On Wednesday 25 April, I had the pleasure of attending the Institute of Directors Annual Convention with my Diageo client. Upon arrival we received news that the UK economy had fallen into a double dip recession with growth falling at 0.2% in the first quarter of this financial year. Inevitably, the news cast a feeling of doubt over what was to be an inspiring, forward-looking business conference. However, the speaker line-up, deliberately planned out to juxtapose the serious against the creative, cleverly (and very quickly) adapted their speeches to reflect this news – whether it be accepting and rationalising what was to come, or being so light-hearted you questioned whether they even cared or realised the impact.
Not surprisingly, the light-hearted edition caught my eye. Kevin Roberts, CEO of Saatchi and Saatchi gave quite possibly the most outrageous, theatrical, yet inspiring keynote address I’ve ever watched. Maybe it’s because I have a secret love for the purely right brained, or that I wish I was born a creative prodigy – but undeniably, his address provoked some ‘out-of-the-box’ thoughts on how to succeed in the business world.
Each speaker, brilliant and insightful in their own way, spoke about what successful business was to them, their companies, and what they predicted for the future. Nick Clegg spoke proudly about the current UK economy and business financing, Paul Walsh (who as the head of Diageo was the focus of my visit)discussed expanding business into high growth markets, Ariel Eckstein enlightened us with his views on the social media revolution, and how to recruit great talent online. We also heard from Steve Backley and Roger Black who claimed the secret to successful business begins with the strength of your team. All 100% legitimate.
Roberts’ content, unconventional in nature, highlighted a different approach on how to get ahead. To be a successful leader, he claimed, companies must live in a “VUCA world”. He transformed VUCA, the acronym for “volatile, uncertain, complex and ambiguous” which is commonly known to describe general global or work related situations into “vibrant, unreal, crazy and astounding.” All companies should operate in the latter, he proclaimed. A CEO should not be a Chief Executive Officer but Chief Excitement Officer, and Return on Investment should actually be Return on Involvement. Obviously, that ain’t gonna fly in the corporate world. And to most of the suits in the audience, his strategy must have sounded quite ludicrous.

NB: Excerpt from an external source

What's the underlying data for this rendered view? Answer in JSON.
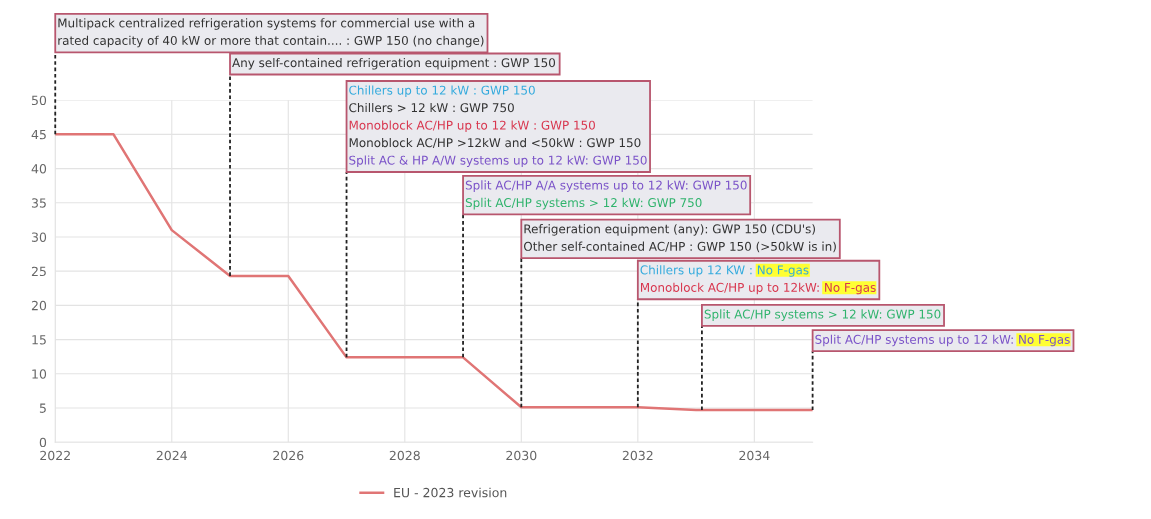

However, as he went on to preach about the idea of applying creative leadership to all companies, emotional versus rational thinking, participation platforms within the workplace and personifying a company with feelings, smells and sounds, he did make me think. And the raucous reaction he got from a traditionally corporate audience in comparison to the other presentations said enough – is that the way we all wish we could operate? Do leaders of large corporations get so caught up in the rational, process driven way of working that they lose all sight of thinking freely and beyond the margins of what is considered appropriate?
Entertaining? Yes. Relevant? Not completely. Let’s be frank – Roberts’ VUCA strategy isn’t going to work for a traditional FTSE 100 company that makes a profit off of stock and bond earnings. But his overarching theme begs the question – maybe it’s the small, humanistic elements of his suggested business strategy that could enable leaders in large organisations to succeed with a little more creative flair. Perhaps it’s the corporate culture that saps the entrepreneurial spirit out of all of us. After all, most of us probably have a little bit of VUCA hiding within.
Near the end of Roberts’ presentation he left us with some food for thought – “the further up a company you go, the stupider you become” …. perhaps to some he is right, but I would disagree. I’ll leave you to decide.